Filmmaker: Liz Norton
Runtime: 11 minutes
For decades, heavy industrial pollution has infiltrated the waters of the Anacostia River, which cuts right through the heart of Washington, D.C. A broad coalition of city and federal officials, nonprofits and corporations are working hard to reverse those effects. This issue is seen by many as one of environmental justice as the river not only divides the city geographically but socioeconomically and culturally as well. This film takes a hard look at the issues, the progress thus far and the stakes involved in making the river fishable and swimmable for future generations.
About The Filmmaker
Liz Norton was a freelance television producer for over ten years, with a focus on public policy issues.

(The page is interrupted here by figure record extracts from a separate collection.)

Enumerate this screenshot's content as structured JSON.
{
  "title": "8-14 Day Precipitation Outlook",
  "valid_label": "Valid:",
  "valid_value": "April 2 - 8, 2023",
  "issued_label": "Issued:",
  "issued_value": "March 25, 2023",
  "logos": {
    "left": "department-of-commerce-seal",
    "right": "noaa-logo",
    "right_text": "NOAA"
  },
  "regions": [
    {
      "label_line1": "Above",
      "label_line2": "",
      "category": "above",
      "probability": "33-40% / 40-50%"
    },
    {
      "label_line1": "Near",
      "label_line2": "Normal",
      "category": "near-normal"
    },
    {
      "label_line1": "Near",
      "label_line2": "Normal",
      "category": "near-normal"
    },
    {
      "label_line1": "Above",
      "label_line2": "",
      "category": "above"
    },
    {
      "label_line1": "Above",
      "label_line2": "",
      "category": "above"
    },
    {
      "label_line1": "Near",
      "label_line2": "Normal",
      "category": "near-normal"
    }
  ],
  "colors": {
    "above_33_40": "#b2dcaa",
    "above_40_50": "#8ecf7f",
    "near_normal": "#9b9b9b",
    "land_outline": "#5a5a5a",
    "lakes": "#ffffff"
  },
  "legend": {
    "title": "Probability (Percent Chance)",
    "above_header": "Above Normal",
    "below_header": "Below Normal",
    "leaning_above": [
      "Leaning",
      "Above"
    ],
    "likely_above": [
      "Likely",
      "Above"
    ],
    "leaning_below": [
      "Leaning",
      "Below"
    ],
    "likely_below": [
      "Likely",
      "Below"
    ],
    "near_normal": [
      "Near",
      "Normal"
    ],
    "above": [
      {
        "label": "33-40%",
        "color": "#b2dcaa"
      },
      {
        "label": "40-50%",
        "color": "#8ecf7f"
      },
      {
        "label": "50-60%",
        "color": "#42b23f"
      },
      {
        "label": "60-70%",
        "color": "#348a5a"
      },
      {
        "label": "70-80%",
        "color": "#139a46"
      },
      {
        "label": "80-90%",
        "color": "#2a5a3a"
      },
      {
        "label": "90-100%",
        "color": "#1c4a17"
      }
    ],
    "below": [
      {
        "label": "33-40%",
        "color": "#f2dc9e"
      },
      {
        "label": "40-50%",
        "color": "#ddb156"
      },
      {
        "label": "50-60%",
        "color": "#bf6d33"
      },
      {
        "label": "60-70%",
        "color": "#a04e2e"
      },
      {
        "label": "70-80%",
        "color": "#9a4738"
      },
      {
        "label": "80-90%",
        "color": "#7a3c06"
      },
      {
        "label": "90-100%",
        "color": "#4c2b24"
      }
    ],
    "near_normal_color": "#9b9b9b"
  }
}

Those programs included several Fred Friendly Seminars for PBS, which explore thorny political and ethical issues in depth and she has also produced for MTV News, educating teens on crime-related issues. During the Clinton Administration, Liz was a research director in the White House Office of Communications. In that role, she served as a link between the president, the press and the public, primarily on the issues involving crime and drug policy. Before then she was a researcher on political campaign finances for Common Cause, a non-partisan lobbying organization. For twenty years Liz has been a director of the Diane and Norman Bernstein Foundation in Washington DC. She founded Stone Soup Films in early 2008.